Earlier this week, Ciena launched the 8700 Packetwave, an important new line of optical networking boxes aimed at solving the challenges of handling the boom in cloud applications and hints at where Ciena is going with Software Defined Networking (SDN).
Service providers are struggling with the massive onslaught of traffic from cloud applications, which is both bursty and prolific. Think of all the consumers hitting Facebook or YouTube servers to upload and retrieve multimedia, or a business user logging into any number of cloud services. The “Webscale” data center is the new driver of bandwidth, and its massive growth and dynamic nature have changed traffic patterns.
This problem intensifies in the “metro” networking, where large amounts of bandwidth are needed to shuttle data between data centers or to service provider central offices. The 8700 will probably find its sweet spot in interconnectivity between large data centers. It combines large-scale optical Ethernet switching with network management “smarts” that provide insight into Ciena’s SDN strategy.
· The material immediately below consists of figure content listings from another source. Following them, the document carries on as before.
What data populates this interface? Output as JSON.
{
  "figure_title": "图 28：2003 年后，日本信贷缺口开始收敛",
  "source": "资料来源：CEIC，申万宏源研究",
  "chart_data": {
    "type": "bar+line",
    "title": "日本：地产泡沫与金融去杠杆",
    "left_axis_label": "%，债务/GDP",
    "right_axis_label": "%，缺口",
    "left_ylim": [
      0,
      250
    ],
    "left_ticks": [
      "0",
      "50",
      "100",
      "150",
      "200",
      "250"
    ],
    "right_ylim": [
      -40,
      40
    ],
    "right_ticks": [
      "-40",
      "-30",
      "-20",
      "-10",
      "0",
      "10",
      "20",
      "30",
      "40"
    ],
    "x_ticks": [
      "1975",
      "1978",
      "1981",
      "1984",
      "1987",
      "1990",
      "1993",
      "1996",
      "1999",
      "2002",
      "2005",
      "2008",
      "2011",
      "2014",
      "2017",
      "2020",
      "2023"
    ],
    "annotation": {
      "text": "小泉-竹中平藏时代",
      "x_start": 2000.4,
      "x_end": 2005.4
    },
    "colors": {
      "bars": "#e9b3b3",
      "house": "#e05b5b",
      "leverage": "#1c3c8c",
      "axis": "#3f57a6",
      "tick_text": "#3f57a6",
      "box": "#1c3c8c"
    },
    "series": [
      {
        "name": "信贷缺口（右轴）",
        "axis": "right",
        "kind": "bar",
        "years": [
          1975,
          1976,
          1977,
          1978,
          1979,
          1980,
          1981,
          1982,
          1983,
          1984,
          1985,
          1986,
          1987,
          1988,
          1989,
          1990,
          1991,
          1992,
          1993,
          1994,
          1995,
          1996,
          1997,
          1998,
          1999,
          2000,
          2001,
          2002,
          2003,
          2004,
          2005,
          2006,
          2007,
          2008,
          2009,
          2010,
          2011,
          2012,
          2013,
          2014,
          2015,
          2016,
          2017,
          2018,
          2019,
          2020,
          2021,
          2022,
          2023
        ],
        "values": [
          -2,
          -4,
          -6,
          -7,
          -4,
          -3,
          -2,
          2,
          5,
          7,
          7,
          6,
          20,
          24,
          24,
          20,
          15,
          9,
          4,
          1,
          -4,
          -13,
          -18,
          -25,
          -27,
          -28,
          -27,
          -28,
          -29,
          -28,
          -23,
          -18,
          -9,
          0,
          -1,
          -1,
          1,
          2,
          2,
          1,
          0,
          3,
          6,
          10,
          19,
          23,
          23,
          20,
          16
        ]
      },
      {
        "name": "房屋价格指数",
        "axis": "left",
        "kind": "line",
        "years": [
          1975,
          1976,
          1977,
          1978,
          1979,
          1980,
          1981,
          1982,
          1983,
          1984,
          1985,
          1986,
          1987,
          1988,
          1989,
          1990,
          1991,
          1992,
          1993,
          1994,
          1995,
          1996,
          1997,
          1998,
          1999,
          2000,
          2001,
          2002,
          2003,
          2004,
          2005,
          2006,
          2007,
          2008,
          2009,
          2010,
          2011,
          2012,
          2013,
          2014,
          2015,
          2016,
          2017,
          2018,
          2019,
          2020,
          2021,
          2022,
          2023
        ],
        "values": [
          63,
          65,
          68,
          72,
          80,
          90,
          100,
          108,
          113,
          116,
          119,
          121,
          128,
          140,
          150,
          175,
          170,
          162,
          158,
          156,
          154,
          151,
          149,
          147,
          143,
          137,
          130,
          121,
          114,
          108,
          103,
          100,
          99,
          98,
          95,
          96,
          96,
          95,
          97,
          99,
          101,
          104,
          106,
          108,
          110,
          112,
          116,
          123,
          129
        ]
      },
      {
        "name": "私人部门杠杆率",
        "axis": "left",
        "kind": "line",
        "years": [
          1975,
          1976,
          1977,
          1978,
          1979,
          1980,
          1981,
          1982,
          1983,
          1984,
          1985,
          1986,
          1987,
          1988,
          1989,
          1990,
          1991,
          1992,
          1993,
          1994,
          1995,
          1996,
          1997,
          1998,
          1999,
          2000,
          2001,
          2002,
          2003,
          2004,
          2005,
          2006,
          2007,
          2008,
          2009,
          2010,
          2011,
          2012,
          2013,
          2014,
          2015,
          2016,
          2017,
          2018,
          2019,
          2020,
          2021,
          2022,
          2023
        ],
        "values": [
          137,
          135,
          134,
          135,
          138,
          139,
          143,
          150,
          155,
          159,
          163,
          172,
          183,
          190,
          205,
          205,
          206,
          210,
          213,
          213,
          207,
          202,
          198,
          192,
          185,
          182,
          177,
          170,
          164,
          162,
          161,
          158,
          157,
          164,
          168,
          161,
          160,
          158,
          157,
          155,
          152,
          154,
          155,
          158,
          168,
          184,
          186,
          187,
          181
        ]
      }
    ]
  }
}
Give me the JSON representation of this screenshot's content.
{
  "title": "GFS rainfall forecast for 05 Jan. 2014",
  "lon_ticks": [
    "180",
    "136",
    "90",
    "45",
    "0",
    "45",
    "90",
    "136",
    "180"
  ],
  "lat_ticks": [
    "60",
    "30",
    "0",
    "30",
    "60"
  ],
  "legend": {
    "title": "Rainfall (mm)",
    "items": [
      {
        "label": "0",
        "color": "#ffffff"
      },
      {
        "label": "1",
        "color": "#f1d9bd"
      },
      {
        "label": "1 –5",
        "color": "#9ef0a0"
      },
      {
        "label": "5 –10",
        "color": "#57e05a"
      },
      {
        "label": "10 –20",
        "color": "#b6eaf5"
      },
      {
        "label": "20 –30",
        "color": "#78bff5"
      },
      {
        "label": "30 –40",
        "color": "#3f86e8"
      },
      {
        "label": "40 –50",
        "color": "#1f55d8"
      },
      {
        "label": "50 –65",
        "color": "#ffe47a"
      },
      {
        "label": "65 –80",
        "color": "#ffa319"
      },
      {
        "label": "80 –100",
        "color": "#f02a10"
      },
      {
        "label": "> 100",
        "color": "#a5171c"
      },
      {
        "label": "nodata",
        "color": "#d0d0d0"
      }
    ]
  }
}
Ciena is sticking with the story of “simplicity” and power — The 8700 focuses on a couple of things and does them well, in this case Ethernet and DWDM (Dense Wave Division Multiplexing). Indeed, the 8700 offers scale, with 2 terabits of total Ethernet over DWDM switching capacity. It also supports MPLS-TP, with up to 200 10 gigabit Ethernet (GigE) ports or 20 100 GigE ports. It will solve some of the data-center network’s biggest problems: The ability to move large amounts of Ethernet at lost cost, with low-energy consumption.
Some critics will be quick to point out what the 8700 lacks: It’s lacking the more sophisticated routing functionality of the so-called “packet-optical” genre of networking box, which combines the granularity of IP routers with the scale of optical networks. It also does not support legacy transport protocols such as Sonet. But then again, you may not need your 8-track tape player anymore. As Ciena officials state themselves in the the product literature, “It’s not a bloated god box.”
That’s kind of the point: maybe the days of the “god box” in networking are over. The 8700 is designed to attack a specific pain point, helping service providers quickly move large amounts of bursty cloud traffic over Ethernet and DWDM in a flexible, dynamic way.
One key to the 8700 is that it is coupled with some of Ciena’s newer management tools, which look a lot like SDN. One of those applications is Ciena’s V-WAN network management tool which allows customers to automate and self-provision bandwidth, for example, if they need the network to open up dynamic bandwidth during certain times of the day for specific applications.
This targets another challenge of the cloud, one that Vello Systems’ Karl May recently talked about on the Rayno Report: Managing cloud bandwidth is expensive, and the current approach of loading up on proprietary edge routers and expensive dedicated MPLS connections may not be the most economical answer. The 8700 is designed to “skip” the router in the cloud and provide more control over managing dynamic bandwidth.
So now we have another piece of Ciena’s answer to the question of what SDN means for optical networking vendors. In Ciena’s case, it has presented a vision of coupling more sophisticated management tools with high-powered optical Ethernet switching. Ciena says in the future it will be integrating some of the standards tools of SDN, such as an OpenFlow controller it is developing with Ericsson, into its optical gear.
It will be interesting to see how this pans out. Is SDN something you can just layer on top of simple yet scaleable optical Ethernet boxes, and solve the problems of the cloud? That’s the bet that Ciena is making with the 8700.